In the final phase 3, optimal policy is examined regarding management risks. The policy is fed back to each department, and a response action plan is formulated and implemented. The risk management department is also in charge of monitoring the implementation. In the examination of optimal policy, executives can survey the risks of the entire company through a management portfolio that uses risk maps and so on, and risk management from the perspective of overall optimization becomes possible.

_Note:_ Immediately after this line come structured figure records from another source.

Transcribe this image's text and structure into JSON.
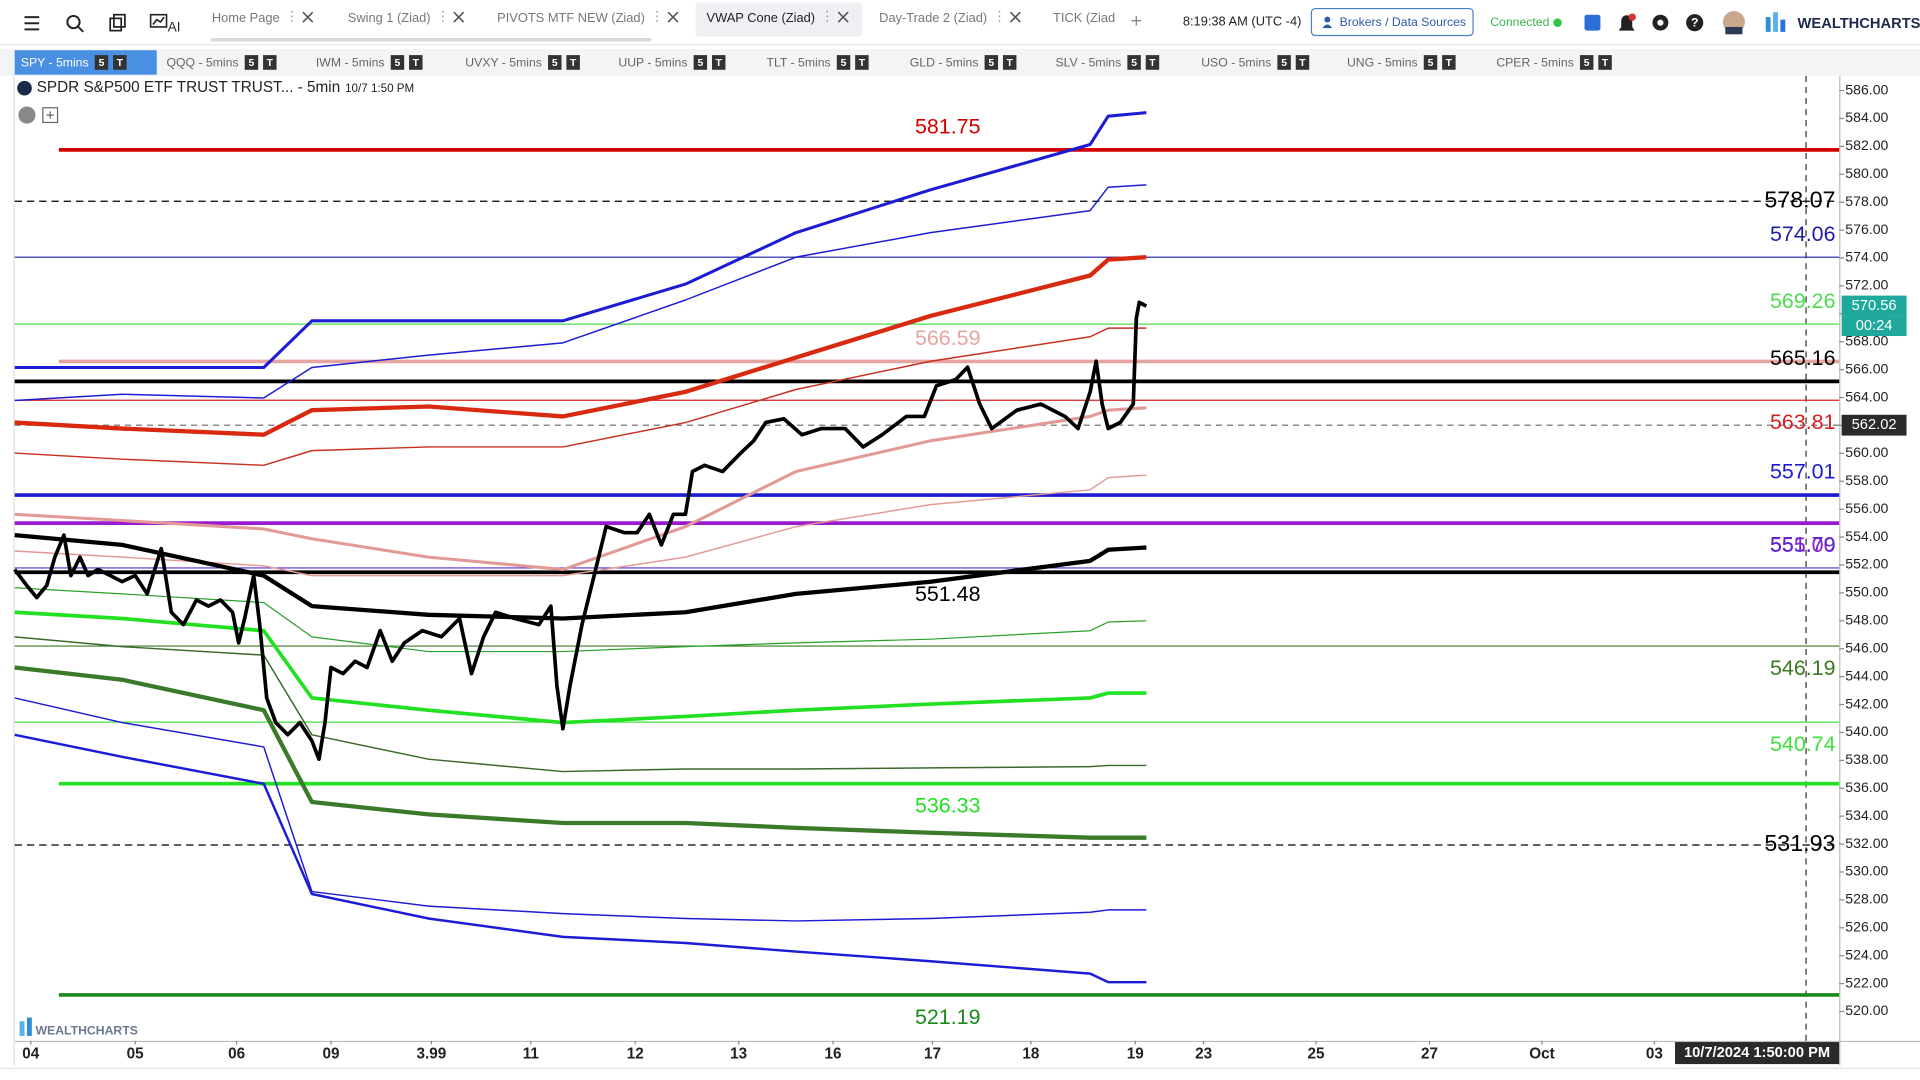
{
  "toolbar": {
    "ai": "AI",
    "tabs": [
      "Home Page",
      "Swing 1 (Ziad)",
      "PIVOTS MTF NEW (Ziad)",
      "VWAP Cone (Ziad)",
      "Day-Trade 2 (Ziad)",
      "TICK (Ziad"
    ],
    "active_tab": 3,
    "time": "8:19:38 AM",
    "timezone": "(UTC -4)",
    "brokers": "Brokers / Data Sources",
    "status": "Connected",
    "brand": "WEALTHCHARTS"
  },
  "symbol_tabs": [
    "SPY - 5mins",
    "QQQ - 5mins",
    "IWM - 5mins",
    "UVXY - 5mins",
    "UUP - 5mins",
    "TLT - 5mins",
    "GLD - 5mins",
    "SLV - 5mins",
    "USO - 5mins",
    "UNG - 5mins",
    "CPER - 5mins"
  ],
  "active_symbol": 0,
  "badges": [
    "5",
    "T"
  ],
  "chart_data": {
    "type": "line",
    "title": "SPDR S&P500 ETF TRUST TRUST... - 5min",
    "subtitle": "10/7 1:50 PM",
    "watermark": "WEALTHCHARTS",
    "xlim": [
      -0.16,
      18.01
    ],
    "xticks": [
      {
        "value": 0,
        "label": "04"
      },
      {
        "value": 1.04,
        "label": "05"
      },
      {
        "value": 2.05,
        "label": "06"
      },
      {
        "value": 2.99,
        "label": "09"
      },
      3.99,
      {
        "value": 4.98,
        "label": "11"
      },
      {
        "value": 6.02,
        "label": "12"
      },
      {
        "value": 7.05,
        "label": "13"
      },
      {
        "value": 7.99,
        "label": "16"
      },
      {
        "value": 8.98,
        "label": "17"
      },
      {
        "value": 9.96,
        "label": "18"
      },
      {
        "value": 11.0,
        "label": "19"
      },
      {
        "value": 11.68,
        "label": "23"
      },
      {
        "value": 12.8,
        "label": "25"
      },
      {
        "value": 13.93,
        "label": "27"
      },
      {
        "value": 15.05,
        "label": "Oct"
      },
      {
        "value": 16.17,
        "label": "03"
      }
    ],
    "ylim": [
      517.9,
      587.05
    ],
    "yticks": [
      {
        "value": 520,
        "label": "520.00"
      },
      {
        "value": 522,
        "label": "522.00"
      },
      {
        "value": 524,
        "label": "524.00"
      },
      {
        "value": 526,
        "label": "526.00"
      },
      {
        "value": 528,
        "label": "528.00"
      },
      {
        "value": 530,
        "label": "530.00"
      },
      {
        "value": 532,
        "label": "532.00"
      },
      {
        "value": 534,
        "label": "534.00"
      },
      {
        "value": 536,
        "label": "536.00"
      },
      {
        "value": 538,
        "label": "538.00"
      },
      {
        "value": 540,
        "label": "540.00"
      },
      {
        "value": 542,
        "label": "542.00"
      },
      {
        "value": 544,
        "label": "544.00"
      },
      {
        "value": 546,
        "label": "546.00"
      },
      {
        "value": 548,
        "label": "548.00"
      },
      {
        "value": 550,
        "label": "550.00"
      },
      {
        "value": 552,
        "label": "552.00"
      },
      {
        "value": 554,
        "label": "554.00"
      },
      {
        "value": 556,
        "label": "556.00"
      },
      {
        "value": 558,
        "label": "558.00"
      },
      {
        "value": 560,
        "label": "560.00"
      },
      {
        "value": 562,
        "label": "562.00"
      },
      {
        "value": 564,
        "label": "564.00"
      },
      {
        "value": 566,
        "label": "566.00"
      },
      {
        "value": 568,
        "label": "568.00"
      },
      {
        "value": 570,
        "label": "570.00"
      },
      {
        "value": 572,
        "label": "572.00"
      },
      {
        "value": 574,
        "label": "574.00"
      },
      {
        "value": 576,
        "label": "576.00"
      },
      {
        "value": 578,
        "label": "578.00"
      },
      {
        "value": 580,
        "label": "580.00"
      },
      {
        "value": 582,
        "label": "582.00"
      },
      {
        "value": 584,
        "label": "584.00"
      },
      {
        "value": 586,
        "label": "586.00"
      }
    ],
    "grid": false,
    "crosshair": {
      "x": 17.68,
      "x_label": "10/7/2024 1:50:00 PM",
      "y": 562.02
    },
    "last_price": 570.56,
    "countdown": "00:24",
    "last_price_color": "#1fa89c",
    "levels": [
      {
        "value": 581.75,
        "label": "581.75",
        "color": "#d40000",
        "width": 3,
        "style": "solid",
        "from": 0.28,
        "label_pos": "center",
        "label_side": "above"
      },
      {
        "value": 578.07,
        "label": "578.07",
        "color": "#000000",
        "width": 1,
        "style": "dashed",
        "label_pos": "right",
        "label_side": "on"
      },
      {
        "value": 574.06,
        "label": "574.06",
        "color": "#1c1ca6",
        "width": 1,
        "style": "solid",
        "label_pos": "right",
        "label_side": "above"
      },
      {
        "value": 569.26,
        "label": "569.26",
        "color": "#4cdc4c",
        "width": 1,
        "style": "solid",
        "label_pos": "right",
        "label_side": "above"
      },
      {
        "value": 566.59,
        "label": "566.59",
        "color": "#e6a4a0",
        "width": 3,
        "style": "solid",
        "from": 0.28,
        "label_pos": "center",
        "label_side": "above"
      },
      {
        "value": 565.16,
        "label": "565.16",
        "color": "#000000",
        "width": 3,
        "style": "solid",
        "label_pos": "right",
        "label_side": "above"
      },
      {
        "value": 563.81,
        "label": "563.81",
        "color": "#d42020",
        "width": 1,
        "style": "solid",
        "label_pos": "right",
        "label_side": "below"
      },
      {
        "value": 557.01,
        "label": "557.01",
        "color": "#1c1cd0",
        "width": 3,
        "style": "solid",
        "label_pos": "right",
        "label_side": "above"
      },
      {
        "value": 555,
        "label": "555.00",
        "color": "#9a1ad0",
        "width": 3,
        "style": "solid",
        "label_pos": "right",
        "label_side": "below"
      },
      {
        "value": 551.79,
        "label": "551.79",
        "color": "#5a2ad0",
        "width": 1,
        "style": "solid",
        "label_pos": "right",
        "label_side": "above"
      },
      {
        "value": 551.48,
        "label": "551.48",
        "color": "#000000",
        "width": 3,
        "style": "solid",
        "label_pos": "center",
        "label_side": "below"
      },
      {
        "value": 546.19,
        "label": "546.19",
        "color": "#3a7a20",
        "width": 1,
        "style": "solid",
        "label_pos": "right",
        "label_side": "below"
      },
      {
        "value": 540.74,
        "label": "540.74",
        "color": "#40e040",
        "width": 1,
        "style": "solid",
        "label_pos": "right",
        "label_side": "below"
      },
      {
        "value": 536.33,
        "label": "536.33",
        "color": "#22e022",
        "width": 3,
        "style": "solid",
        "from": 0.28,
        "label_pos": "center",
        "label_side": "below"
      },
      {
        "value": 531.93,
        "label": "531.93",
        "color": "#000000",
        "width": 1,
        "style": "dashed",
        "label_pos": "right",
        "label_side": "on"
      },
      {
        "value": 521.19,
        "label": "521.19",
        "color": "#1a8a1a",
        "width": 3,
        "style": "solid",
        "from": 0.28,
        "label_pos": "center",
        "label_side": "below"
      }
    ],
    "series": [
      {
        "color": "#1c1cd6",
        "width": 2.5,
        "x": [
          -0.16,
          0.91,
          2.32,
          2.8,
          3.96,
          5.3,
          6.52,
          7.62,
          8.96,
          10.55,
          10.73,
          11.11
        ],
        "values": [
          566.16,
          566.16,
          566.16,
          569.5,
          569.5,
          569.5,
          572.13,
          575.82,
          578.89,
          582.14,
          584.16,
          584.42
        ]
      },
      {
        "color": "#1c1cd6",
        "width": 1.2,
        "x": [
          -0.16,
          0.91,
          2.32,
          2.8,
          3.96,
          5.3,
          6.52,
          7.62,
          8.96,
          10.55,
          10.73,
          11.11
        ],
        "values": [
          563.79,
          564.23,
          563.97,
          566.16,
          567.04,
          567.92,
          570.99,
          574.06,
          575.82,
          577.4,
          579.07,
          579.24
        ]
      },
      {
        "color": "#d82a10",
        "width": 3.5,
        "x": [
          -0.16,
          0.91,
          2.32,
          2.8,
          3.96,
          5.3,
          6.52,
          7.62,
          8.96,
          10.55,
          10.73,
          11.11
        ],
        "values": [
          562.21,
          561.78,
          561.34,
          563.09,
          563.36,
          562.65,
          564.41,
          566.87,
          569.85,
          572.75,
          573.89,
          574.06
        ]
      },
      {
        "color": "#c83020",
        "width": 1.2,
        "x": [
          -0.16,
          0.91,
          2.32,
          2.8,
          3.96,
          5.3,
          6.52,
          7.62,
          8.96,
          10.55,
          10.73,
          11.11
        ],
        "values": [
          560.02,
          559.58,
          559.14,
          560.2,
          560.46,
          560.46,
          562.21,
          564.58,
          566.6,
          568.36,
          568.97,
          568.97
        ]
      },
      {
        "color": "#e29a96",
        "width": 2.5,
        "x": [
          -0.16,
          0.91,
          2.32,
          2.8,
          3.96,
          5.3,
          6.52,
          7.62,
          8.96,
          10.55,
          10.73,
          11.11
        ],
        "values": [
          555.63,
          555.19,
          554.58,
          553.88,
          552.56,
          551.68,
          554.75,
          558.7,
          560.9,
          562.65,
          563.09,
          563.27
        ]
      },
      {
        "color": "#e29a96",
        "width": 1.2,
        "x": [
          -0.16,
          0.91,
          2.32,
          2.8,
          3.96,
          5.3,
          6.52,
          7.62,
          8.96,
          10.55,
          10.73,
          11.11
        ],
        "values": [
          553.0,
          552.56,
          551.94,
          551.24,
          551.24,
          551.24,
          552.56,
          554.75,
          556.33,
          557.39,
          558.26,
          558.44
        ]
      },
      {
        "color": "#000000",
        "width": 3.5,
        "x": [
          -0.16,
          0.91,
          2.32,
          2.8,
          3.96,
          5.3,
          6.52,
          7.62,
          8.96,
          10.55,
          10.73,
          11.11
        ],
        "values": [
          554.14,
          553.44,
          551.24,
          549.05,
          548.43,
          548.17,
          548.61,
          549.93,
          550.8,
          552.3,
          553.09,
          553.26
        ]
      },
      {
        "color": "#2aa02a",
        "width": 1,
        "x": [
          -0.16,
          0.91,
          2.32,
          2.8,
          3.96,
          5.3,
          6.52,
          7.62,
          8.96,
          10.55,
          10.73,
          11.11
        ],
        "values": [
          550.37,
          549.93,
          549.31,
          546.85,
          545.8,
          545.8,
          546.15,
          546.42,
          546.68,
          547.29,
          547.91,
          548.0
        ]
      },
      {
        "color": "#22e022",
        "width": 3,
        "x": [
          -0.16,
          0.91,
          2.32,
          2.8,
          3.96,
          5.3,
          6.52,
          7.62,
          8.96,
          10.55,
          10.73,
          11.11
        ],
        "values": [
          548.61,
          548.17,
          547.29,
          542.47,
          541.59,
          540.71,
          541.15,
          541.59,
          542.03,
          542.47,
          542.82,
          542.82
        ]
      },
      {
        "color": "#3a6a2a",
        "width": 1.2,
        "x": [
          -0.16,
          0.91,
          2.32,
          2.8,
          3.96,
          5.3,
          6.52,
          7.62,
          8.96,
          10.55,
          10.73,
          11.11
        ],
        "values": [
          546.85,
          546.15,
          545.54,
          539.83,
          538.08,
          537.2,
          537.38,
          537.38,
          537.46,
          537.55,
          537.64,
          537.64
        ]
      },
      {
        "color": "#3a7a2a",
        "width": 3.5,
        "x": [
          -0.16,
          0.91,
          2.32,
          2.8,
          3.96,
          5.3,
          6.52,
          7.62,
          8.96,
          10.55,
          10.73,
          11.11
        ],
        "values": [
          544.66,
          543.78,
          541.59,
          535.01,
          534.13,
          533.51,
          533.51,
          533.16,
          532.81,
          532.46,
          532.46,
          532.46
        ]
      },
      {
        "color": "#1c1cd6",
        "width": 1.2,
        "x": [
          -0.16,
          0.91,
          2.32,
          2.8,
          3.96,
          5.3,
          6.52,
          7.62,
          8.96,
          10.55,
          10.73,
          11.11
        ],
        "values": [
          542.47,
          540.71,
          538.96,
          528.6,
          527.55,
          527.02,
          526.67,
          526.49,
          526.67,
          527.11,
          527.28,
          527.28
        ]
      },
      {
        "color": "#1c1cd6",
        "width": 2,
        "x": [
          -0.16,
          0.91,
          2.32,
          2.8,
          3.96,
          5.3,
          6.52,
          7.62,
          8.96,
          10.55,
          10.73,
          11.11
        ],
        "values": [
          539.83,
          538.25,
          536.32,
          528.42,
          526.67,
          525.35,
          524.91,
          524.3,
          523.6,
          522.72,
          522.1,
          522.1
        ]
      },
      {
        "color": "#000000",
        "width": 3,
        "x": [
          -0.16,
          -0.04,
          0.06,
          0.16,
          0.24,
          0.33,
          0.4,
          0.49,
          0.57,
          0.67,
          0.79,
          0.91,
          1.04,
          1.16,
          1.3,
          1.4,
          1.52,
          1.65,
          1.77,
          1.89,
          2.01,
          2.07,
          2.13,
          2.22,
          2.28,
          2.35,
          2.44,
          2.56,
          2.68,
          2.8,
          2.87,
          2.93,
          2.99,
          3.11,
          3.23,
          3.35,
          3.48,
          3.6,
          3.72,
          3.9,
          4.09,
          4.27,
          4.39,
          4.51,
          4.63,
          4.82,
          5.06,
          5.18,
          5.24,
          5.3,
          5.37,
          5.49,
          5.61,
          5.73,
          5.91,
          6.04,
          6.16,
          6.28,
          6.4,
          6.52,
          6.59,
          6.71,
          6.89,
          7.07,
          7.2,
          7.32,
          7.5,
          7.68,
          7.87,
          8.11,
          8.29,
          8.48,
          8.72,
          8.9,
          9.02,
          9.21,
          9.33,
          9.45,
          9.57,
          9.82,
          10.06,
          10.3,
          10.43,
          10.55,
          10.61,
          10.67,
          10.73,
          10.85,
          10.98,
          11.01,
          11.04,
          11.11
        ],
        "values": [
          551.68,
          550.54,
          549.67,
          550.54,
          552.56,
          554.14,
          551.25,
          552.56,
          551.25,
          551.68,
          551.25,
          550.81,
          551.25,
          549.93,
          553.18,
          548.61,
          547.73,
          549.49,
          549.05,
          549.49,
          548.61,
          546.42,
          548.17,
          551.25,
          547.73,
          542.47,
          540.71,
          539.84,
          540.71,
          539.4,
          538.08,
          540.71,
          544.66,
          544.22,
          545.1,
          544.66,
          547.3,
          545.1,
          546.42,
          547.3,
          546.86,
          548.17,
          544.22,
          546.86,
          548.61,
          548.17,
          547.73,
          549.05,
          543.35,
          540.27,
          543.35,
          547.73,
          551.25,
          554.76,
          554.32,
          554.32,
          555.63,
          553.44,
          555.63,
          555.63,
          558.7,
          559.14,
          558.7,
          560.02,
          560.9,
          562.22,
          562.48,
          561.34,
          561.78,
          561.78,
          560.46,
          561.34,
          562.65,
          562.65,
          564.85,
          565.29,
          566.17,
          563.53,
          561.78,
          563.09,
          563.53,
          562.65,
          561.78,
          564.41,
          566.6,
          563.53,
          561.78,
          562.22,
          563.53,
          569.68,
          570.82,
          570.55
        ]
      }
    ]
  }
}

Clarification of the involvement and responsibilities of executives: Developing an effective ERM framework

When introducing ERM, it is important to remember that “the primary responsibly of risk management is at the workplace.” The actual workplaces understand the risks, and can manage them. The head of each department must therefore take responsibility for the risk profiling results and report to the risk management department. In addition, executives must show a top-down approach to spread the ERM process throughout the organization. Proactive involvement in specifying management risks and portfolio management are also expected of executives. In this way, clarification of the roles and responsibilities at the executive and departmental level allows for an effective ERM process.

The role of the risk management department is also important to “connect executives and departments.” Spreading the “common language” through the entire company requires the “transfer of know-how from person to person” through information sessions, training, support of risk profiling at each department, and so on. These forums are an opportunity to hear the workplace voices and make the ERM process more effective.

With internal control consulting and ACCELIA(*2) ERM know-how as a base, FRI supports the development of ERM processes and effective frameworks for our clients.

Notes:

(*1) ERM: Enterprise Risk Management. A process implemented by all members of a company to manage various risks related to overall company activity.

(*2) ACCELIA: Part of Fujitsu Consulting Canada. With over 20 certified public accountants, this consulting division specializes in risk management such as SOX and ERM.